The announcement about OLPC 2.0 being an ebook reader has, um, re-kindled discussion over the role of ebooks. In particular, the question keeps coming up: where will the ebooks come from to put on these readers?

Some, no doubt, will come out of the traditional publishing industry. Amazon’s Kindle, more than anything else, has demonstrated that publishers are willing to try ebooks. However, so long as publishing is focused on a lifetime-of-lockdown, imposed scarcity model through DRM, traditional publisher ebooks will remain on the margin, simply due to cost.

Developing ebooks does not have to be all that expensive. Printing and shipping costs vanish, leaving marketing, editing, paying the author, and overhead. However, traditional publishers also have traditional baggage int he marketing and overhead areas: a fondness for big printed catalogs, nice offices in expensive areas, big salaries for executives, etc.

Some books will start out free and remain that way. A few will come from individual authors; more will likely come from collaborative efforts like Wikibooks. The collaborative-authorship system, in effect, is Google’s MapReduce for knowledge collection: break the work down into small enough chunks that individuals authors can do quickly for free and can then be aggregated into a larger work.

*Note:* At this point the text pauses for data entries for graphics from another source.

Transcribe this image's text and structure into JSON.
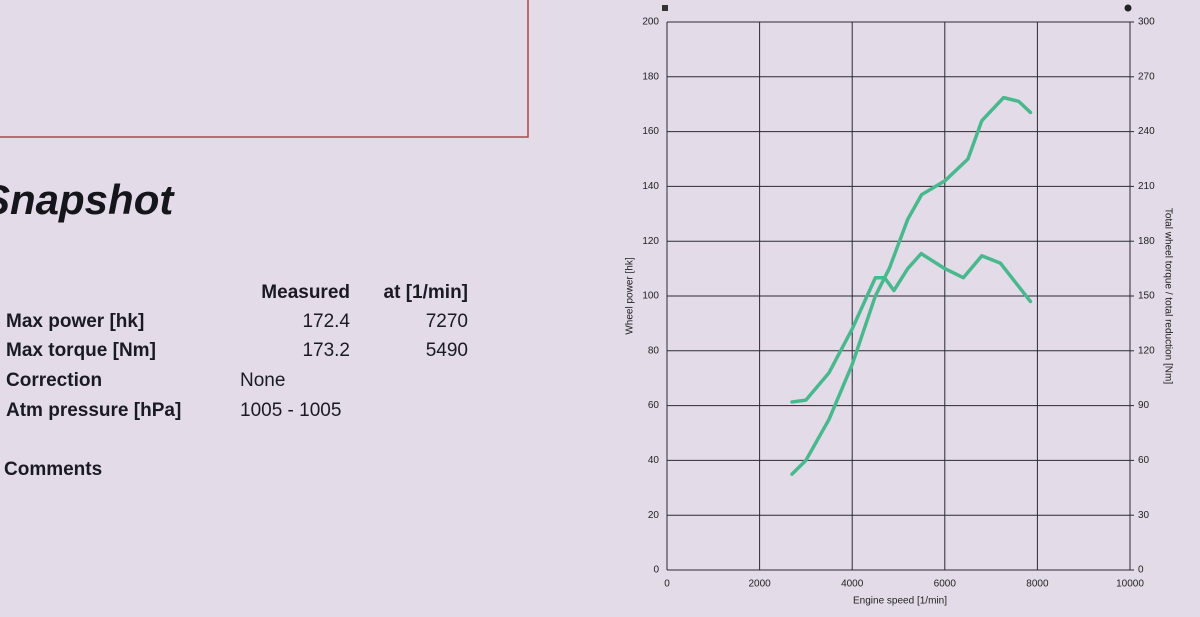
{
  "document": {
    "heading": "Snapshot",
    "table": {
      "header": [
        "Measured",
        "at [1/min]"
      ],
      "rows": [
        [
          "Max power [hk]",
          172.4,
          7270
        ],
        [
          "Max torque [Nm]",
          173.2,
          5490
        ],
        [
          "Correction",
          "None"
        ],
        [
          "Atm pressure [hPa]",
          "1005 - 1005"
        ]
      ]
    },
    "comments": "Comments"
  },
  "chart_data": {
    "type": "line",
    "x_label": "Engine speed [1/min]",
    "y_label": "Wheel power [hk]",
    "y2_label": "Total wheel torque / total reduction [Nm]",
    "xlim": [
      0,
      10000
    ],
    "xticks": [
      0,
      2000,
      4000,
      6000,
      8000,
      10000
    ],
    "ylim": [
      0,
      200
    ],
    "yticks": [
      0,
      20,
      40,
      60,
      80,
      100,
      120,
      140,
      160,
      180,
      200
    ],
    "y2lim": [
      0,
      300
    ],
    "y2ticks": [
      0,
      30,
      60,
      90,
      120,
      150,
      180,
      210,
      240,
      270,
      300
    ],
    "grid": true,
    "series": [
      {
        "color": "#49b98d",
        "x": [
          2700,
          3000,
          3500,
          4000,
          4500,
          4800,
          5200,
          5500,
          6000,
          6500,
          6800,
          7270,
          7600,
          7850
        ],
        "values": [
          35,
          40,
          55,
          75,
          100,
          110,
          128,
          137,
          142,
          150,
          164,
          172.4,
          171,
          167
        ]
      },
      {
        "color": "#49b98d",
        "axis": "y2",
        "x": [
          2700,
          3000,
          3500,
          4000,
          4500,
          4700,
          4900,
          5200,
          5490,
          6000,
          6400,
          6800,
          7200,
          7850
        ],
        "values": [
          92,
          93,
          108,
          132,
          160,
          160,
          153,
          165,
          173.2,
          165,
          160,
          172,
          168,
          147
        ]
      }
    ]
  }
}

Personally, I’m hoping that we can also carve a middle ground, where there is a price tag for ebooks initially that gets dropped after the book’s development is “paid off”. After all, authoring and editing the book typically is a one-time expense. Programs like Baen’s Webscription and CommonsWare’s own Warescription will be experiments in this area. The hope is that we can come up with a model where authors get paid, but there is sufficiently low additional costs that selling a modest number of ebooks to first-mover customers will finance the ebooks for the rest of the world to use non-commercially.

Regardless, I don’t think that there will be a big problem in coming up with a large catalog of ebooks, even on top of the ones already created (e.g., ebook editions of Project Gutenberg). Now what we need is what OLPC 2.0 is aiming for: a low-cost ebook reader for the masses. I wish them luck!